Supply chain shortages, which are being framed as the Grinch that will steal Christmas, are in fact an indication that our economy is opening back up. As we head into the season of holiday shopping, demand is on the rise. After an abrupt halt to global economic activity, production and shipping can’t be flipped back on like a switch, but they will catch up. Meanwhile, this is an excellent time to shop our values by supporting local business. Forty-five cents of every dollar spent at a small business stays in our community and turns over seven times before leaving the community. Plus, given that so many had to forfeit the holidays with friends and family last year, isn’t it really the gift of presence we’ll be cherishing most this year?
Our economy is telling a story, but it is not one of impending doom. Social change theorists talk about the value of positive deviants – or as Chip and Dan Heath call them, bright spots. As humans we’re hardwired to look for problems and get bogged down in analysis paralysis, believing that huge structural issues require equally huge solutions. Looking for bright spots defies this logic by focusing on things that are working even in the midst of challenges and seeking to replicate that success.
Low unemployment. Lower poverty rates. Higher wages. More agency and choice in the job market. These are all bright spots. How do we get more of these results?
The policies we’ve enacted during the pandemic all share a common thread: they targeted the populations most vulnerable to the effects of the pandemic and empowered them not just to survive but thrive. They also implicitly acknowledged a fact that our market driven, consumerist culture has tried for decades to deny: we are all in this together. When we pursue economic policies that create a Darwinian competition for success, it’s the majority that loses. When we pursue policies that protect the most vulnerable, everyone benefits.
Applying the lens of bright spots to our current economic reality does not mean we need to deny the challenges that do still exist.
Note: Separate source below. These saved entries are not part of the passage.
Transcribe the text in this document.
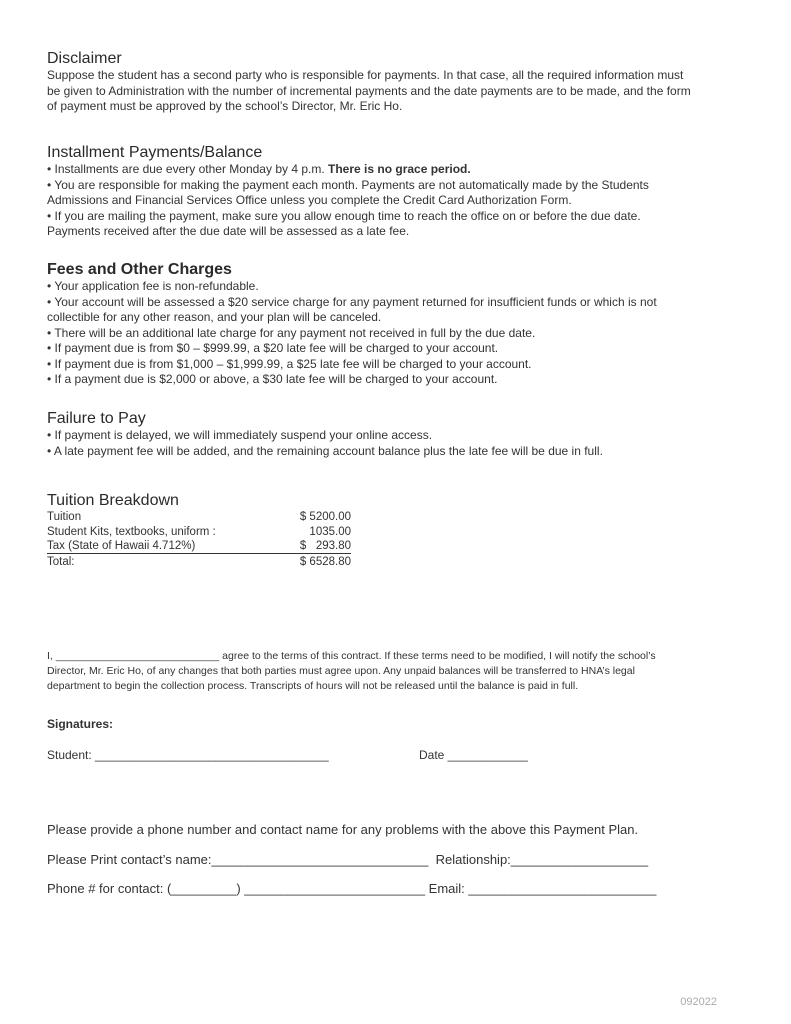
Disclaimer

Suppose the student has a second party who is responsible for payments. In that case, all the required information must

be given to Administration with the number of incremental payments and the date payments are to be made, and the form

of payment must be approved by the school’s Director, Mr. Eric Ho.

Installment Payments/Balance

• Installments are due every other Monday by 4 p.m. There is no grace period.

• You are responsible for making the payment each month. Payments are not automatically made by the Students

Admissions and Financial Services Office unless you complete the Credit Card Authorization Form.

• If you are mailing the payment, make sure you allow enough time to reach the office on or before the due date.

Payments received after the due date will be assessed as a late fee.

Fees and Other Charges

• Your application fee is non-refundable.

• Your account will be assessed a $20 service charge for any payment returned for insufficient funds or which is not

collectible for any other reason, and your plan will be canceled.

• There will be an additional late charge for any payment not received in full by the due date.

• If payment due is from $0 – $999.99, a $20 late fee will be charged to your account.

• If payment due is from $1,000 – $1,999.99, a $25 late fee will be charged to your account.

• If a payment due is $2,000 or above, a $30 late fee will be charged to your account.

Failure to Pay

• If payment is delayed, we will immediately suspend your online access.

• A late payment fee will be added, and the remaining account balance plus the late fee will be due in full.

Tuition Breakdown
Tuition	$ 5200.00
Student Kits, textbooks, uniform :	1035.00
Tax (State of Hawaii 4.712%)	$   293.80
Total:	$ 6528.80
I, ____________________________ agree to the terms of this contract. If these terms need to be modified, I will notify the school’s
Director, Mr. Eric Ho, of any changes that both parties must agree upon. Any unpaid balances will be transferred to HNA’s legal
department to begin the collection process. Transcripts of hours will not be released until the balance is paid in full.
Signatures:
Student: ___________________________________	Date ____________
Please provide a phone number and contact name for any problems with the above this Payment Plan.
Please Print contact’s name:______________________________  Relationship:___________________
Phone # for contact: (_________) _________________________ Email: __________________________
092022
The racial wealth gap still means that minorities are not seeing the same rates of growth and recovery as white populations. On average the upper percentiles are seeing significantly more benefit from the positive economy than those with fewer assets. Having your carefully managed grocery bill go up unexpectedly is still a shock to the system. And, of course, economic indicators can’t measure the stress and heartache we’ve all endured or the tragic loss of life. The fullness of life is more than the economy.
But only looking at problems prevents us from seeing possible solutions.
Faith+Finance has been hosting an online series, Building a Just + Loving Economy. In the second session, UK economist and theologian Eve Poole and Brookings’ Senior Fellow Andre Perry walked through how the economy is not an amoral law of nature, like gravity. Instead it is a tool. As such we can – and should – rightly ask whether it is a tool being used for moral or immoral ends. In the next installment, Anne Snyder, Editor-in-Chief of Comment magazine, Jennifer Bailey, Executive Director of Faith Matters Network, and Peter Block, community leadership guru, will be exploring the ways in which investing in communities and promoting the common good leads to a more resilient and healthy economy, and more importantly, to more resilient and thriving citizens.
Addictive as it is, pessimism won’t get us anywhere. Now is the time to double down on the policies that are working and use them to reshape our approach to our economic and civic lives.